Donovan, Assistant Prosecuting Attorney, for
Michael J. Trapp, for Defendant-Appellant.
The gasoline of social media, poured on a simmering feud,
sparked a conflagration that left one person dead. A murder
prosecution ensued, resulting in a conviction that gives rise
to this appeal. But the defendant only presents an
ineffective assistance claim in this appeal, insisting that
defense counsel should have pursued an "accident"
theory at trial rather than "defense of another."
The record, however, undermines the vitality of the accident
theory, preventing us from concluding that trial counsel
committed a strategic blunder here. For the reasons discussed
below, we accordingly affirm the conviction.
During an afternoon in May 2017, Tyshara Walker was involved
in a physical altercation with an acquaintance after being
refused a ride, and she ultimately summoned the police to
report the incident. After the altercation, Ms. Walker
returned to work and tried to put the matter behind her, but
the constant ding of Facebook alerts on her phone distracted
her. Like wildfire, word spread about the incident and Ms.
Walker's decision to call the police, which attracted the
scorn of the Facebook community. Shawnice Johnson chimed in
with the mob-like chorus, prompting a Facebook back-and-forth
between her and Ms. Walker in which the two eventually agreed
to "meet up" that evening, mutually understood to
be an agreement to fight.
By the time the two met on the corner of Stanton Avenue and
Oak Street, the entire neighborhood appeared aware of the
looming fight and eager to witness it. Though disputed
whether everyone pulled up in cars with Ms. Walker, or if the
crowd was already milling about, by the time Ms. Johnson and
Ms.
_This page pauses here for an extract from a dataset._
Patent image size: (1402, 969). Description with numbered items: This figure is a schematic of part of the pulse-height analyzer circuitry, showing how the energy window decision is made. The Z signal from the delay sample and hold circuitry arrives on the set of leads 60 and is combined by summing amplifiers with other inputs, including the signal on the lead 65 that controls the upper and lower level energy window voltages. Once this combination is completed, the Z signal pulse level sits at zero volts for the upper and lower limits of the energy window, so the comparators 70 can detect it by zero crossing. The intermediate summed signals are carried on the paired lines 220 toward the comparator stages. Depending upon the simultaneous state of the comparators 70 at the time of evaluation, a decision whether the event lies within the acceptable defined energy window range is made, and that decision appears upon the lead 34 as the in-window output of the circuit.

Walker met face-to-face, a crowd had gathered (some
members even brandishing makeshift, Walking
Dead-esque weapons). Among those present in the crowd
was Ms. Walker's older sister, Markeisha Elliott.
Though initially someone attempted to defuse the situation,
the scene quickly devolved into a melee, with Ms. Walker and
Ms. Johnson at the epicenter. With punches and kicks flying,
the two combatants ultimately tumbled to the ground. Video
footage captured on cellphones from that evening reveals that
it was then that Ms. Elliott, sitting on the sidelines until
this point, advanced over to where her sister and Ms. Johnson
wrestled on the ground. She approached the two with a small,
pointed object in hand, which Ms. Elliott later acknowledged
was a knife. Ms. Elliott then bent over and made a thrusting
movement with the hand holding the knife in the direction of
Ms. Johnson. In the wake of that blow, Ms. Johnson stumbled
to her feet, clutching her neck. The crowd quickly dispersed
as the severity of Ms. Johnson's wounds became apparent.
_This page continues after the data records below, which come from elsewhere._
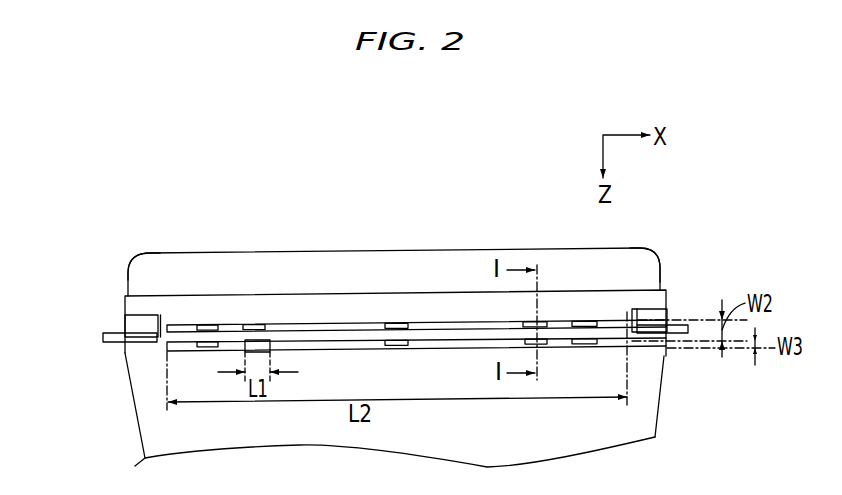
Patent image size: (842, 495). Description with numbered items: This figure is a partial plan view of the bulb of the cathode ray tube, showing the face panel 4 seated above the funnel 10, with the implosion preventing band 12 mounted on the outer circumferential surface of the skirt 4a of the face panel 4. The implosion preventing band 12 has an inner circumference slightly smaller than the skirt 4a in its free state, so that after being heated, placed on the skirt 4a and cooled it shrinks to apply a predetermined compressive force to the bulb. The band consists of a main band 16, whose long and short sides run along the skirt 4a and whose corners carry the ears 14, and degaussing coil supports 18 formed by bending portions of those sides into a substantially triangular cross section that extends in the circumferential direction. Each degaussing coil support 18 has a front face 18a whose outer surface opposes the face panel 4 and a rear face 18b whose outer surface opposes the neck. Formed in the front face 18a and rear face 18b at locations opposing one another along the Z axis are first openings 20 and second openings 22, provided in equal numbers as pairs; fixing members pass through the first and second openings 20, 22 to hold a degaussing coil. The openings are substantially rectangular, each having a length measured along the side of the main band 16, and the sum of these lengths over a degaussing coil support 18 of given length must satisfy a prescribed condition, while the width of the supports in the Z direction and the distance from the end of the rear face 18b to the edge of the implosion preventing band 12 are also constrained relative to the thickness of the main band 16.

The face panel 4 is at (447, 250).
The skirt 4a is at (137, 277).
The funnel 10 is at (655, 406).
The implosion preventing band 12 is at (647, 280).
The ears 14 is at (660, 327).
The main band 16 is at (217, 292).
The degaussing coil supports 18 is at (343, 369).
The front face 18a is at (162, 334).
The rear face 18b is at (170, 343).
The first openings 20 is at (398, 352).
The second openings 22 is at (398, 345).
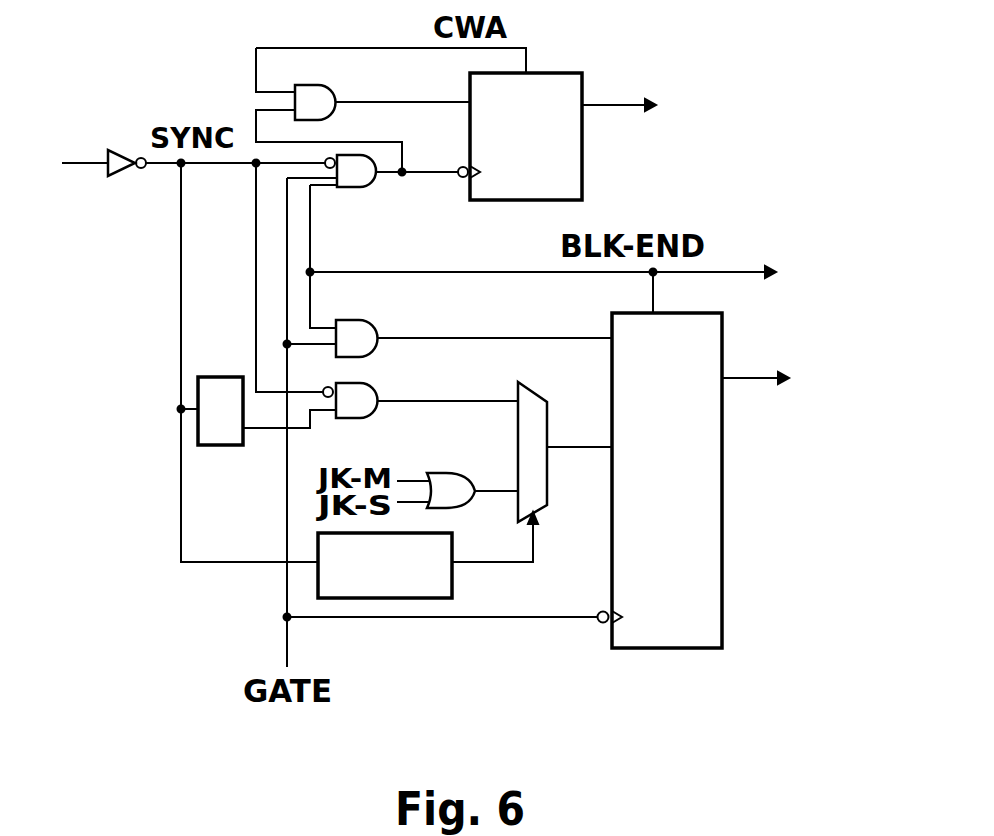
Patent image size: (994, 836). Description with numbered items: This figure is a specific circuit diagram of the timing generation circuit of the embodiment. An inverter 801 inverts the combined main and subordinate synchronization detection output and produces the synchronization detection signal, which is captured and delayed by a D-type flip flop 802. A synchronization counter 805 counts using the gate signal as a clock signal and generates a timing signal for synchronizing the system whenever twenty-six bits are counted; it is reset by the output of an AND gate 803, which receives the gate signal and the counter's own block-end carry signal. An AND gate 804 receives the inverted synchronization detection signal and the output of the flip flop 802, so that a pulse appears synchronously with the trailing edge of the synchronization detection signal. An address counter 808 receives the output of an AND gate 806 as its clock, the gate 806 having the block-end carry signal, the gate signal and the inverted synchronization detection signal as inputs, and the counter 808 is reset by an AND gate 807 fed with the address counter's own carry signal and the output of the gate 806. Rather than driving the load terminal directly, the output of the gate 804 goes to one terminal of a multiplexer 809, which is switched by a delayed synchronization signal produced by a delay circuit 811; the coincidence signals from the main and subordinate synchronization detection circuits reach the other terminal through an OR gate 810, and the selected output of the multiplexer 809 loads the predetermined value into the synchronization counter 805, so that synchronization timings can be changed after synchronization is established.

Though rushed to the hospital, the knife had punctured Ms.
Johnson's left carotid artery; she eventually lost
consciousness and later died. After a police investigation,
Ms. Elliott was indicted and tried for murder, two counts of
felonious assault, and tampering with evidence.
At trial, Ms. Elliott's defense counsel presented a
defense of another theory, seeking to establish that she
acted only to protect the life of her sister that evening. On
the witness stand, Ms. Elliott admitted she stabbed Ms.
Johnson, but portrayed it as an accident:
Q: * * * What happened when you reached in to pull these
A: I accidently stabbed [Ms. Johnson].
Q: * * * And I'm going to ask you, why did you stab [Ms.